One of the most curious features of the neoconservative political/philosophical movement is the near reflexive, compulsive tendency on the part of its adherents to conceal the full breadth of their positions, beliefs and ideological moorings. It's like they fear truth as a matter of course. The first most extreme example of this pattern probably came when David Brooks tried to claim that there was, actually, no such thing as a neoconservative in the first place (just a crude form of anti-Semitic classification). Though ultimately unsuccessful, Brooks' Copperfield-esque attempt to make the entire neoconservative movement disappear from sight would have made a lot of subsequent small-bore efforts at subterfuge unnecessary.
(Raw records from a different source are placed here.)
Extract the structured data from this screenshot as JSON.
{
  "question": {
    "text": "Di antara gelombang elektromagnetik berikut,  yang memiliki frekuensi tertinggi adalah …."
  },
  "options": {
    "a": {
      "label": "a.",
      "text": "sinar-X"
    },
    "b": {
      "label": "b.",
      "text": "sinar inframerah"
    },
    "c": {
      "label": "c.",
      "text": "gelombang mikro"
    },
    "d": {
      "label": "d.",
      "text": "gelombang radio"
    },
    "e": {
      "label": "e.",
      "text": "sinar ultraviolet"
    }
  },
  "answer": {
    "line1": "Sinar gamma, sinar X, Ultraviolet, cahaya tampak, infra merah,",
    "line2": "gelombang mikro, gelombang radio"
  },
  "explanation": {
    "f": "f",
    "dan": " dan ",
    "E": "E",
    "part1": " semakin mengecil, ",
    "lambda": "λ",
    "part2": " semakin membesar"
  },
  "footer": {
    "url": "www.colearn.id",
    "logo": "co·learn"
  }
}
Speaking of those lesser sleights of hand, Michael Ledeen is probably the most prolific in terms of comical self contradiction. As I've documented over the past few years, Ledeen has a peculiar tic whereby he pens impassioned calls for military confrontation with Iran, but then claims- with a straight face - that he opposes any such use of force. Perhaps emboldened by his own perceived success in terms of Iran-related duplicity, Ledeen took it one step further and actually claimed, against the weight of the evidence, that back in 2002 he opposed the invasion of Iraq! The audacity of that attempt alone secures his status as my favorite hawk in dove's feathers.

The attempts to conceal their policy proposals - and identities - are understandable on some level. The total war agenda outlined in prominent neoconservative texts such as Norman Podhoretz's dream of World War IV, and Richard Perle and David Frum's An End to Evil: How to Win the War on Terror, is shocking in its unrestrained bellicosity - each advocating for a series of wars with Iraq being just the first, brief pit stop. Further, when their ideology has been put in practice under the stewardship of its practitioners, as in Iraq, the results have been so utterly disastrous that one can appreciate the desire to create distance. If I were a neocon, I'd sure want to pretend I wasn't.

If Richard Perle's recent statements are any indicator, the desperation in the neoconservatives camp is palpable. Perle, it seems, is returning to the David Brooks playbook: trying to, again, convince the world that there's no such thing as a neoconservative. Dana Millbank (via Steve Benen):

"There is no such thing as a neoconservative foreign policy," Perle informed the gathering, hosted by National Interest magazine. "It is a left critique of what is believed by the commentator to be a right-wing policy."

So what about the 1996 report he co-authored that is widely seen as the cornerstone of neoconservative foreign policy? "My name was on it because I signed up for the study group," Perle explained. "I didn't approve it. I didn't read it."

Mm-hmm. And the two letters to the president, signed by Perle, giving a "moral" basis to Middle East policy and demanding military means to remove Saddam Hussein? "I don't have the letters in front of me," Perle replied.

Right. And the Bush administration National Security Strategy, enshrining the neoconservative themes of preemptive war and using American power to spread freedom? "I don't know whether President Bush ever read any of those statements," Perle maintained. "My guess is he didn't."

Benen adds:

It was apparently quite a performance, which literally drew laughter when Perle insisted, "I've never advocated attacking Iran." He added that he doesn't "accept" the notion that there's even a "neoconservative school of thought," and said his book, "An End to Evil," is actually a text devoted to realism.

Not even a "neoconservative school of thought"? Maybe Perle should consult with Irving Kristol, whose 1995 book is entitled, Neo-Conservatism: The Autobiography of an Idea. Or maybe The Neoconservative Imagination: Essays in Honor of Irving Kristol, a compilation edited by William Kristol, another non-neo-con. Or NeoConservatism: Why We Need It and The Neocon Reader. Or Joshua Muravchik who wrote an essay a few years back on how to save a school of thought that is...apparently a figment of our collective imaginations?

Oh, and give Muravchik credit for openness:

Make no mistake, President Bush will need to bomb Iran’s nuclear facilities before leaving office.

But don't be surprised when at some point in the future he confidently assures the reader of his longstanding - and well known - opposition to bombing Iran.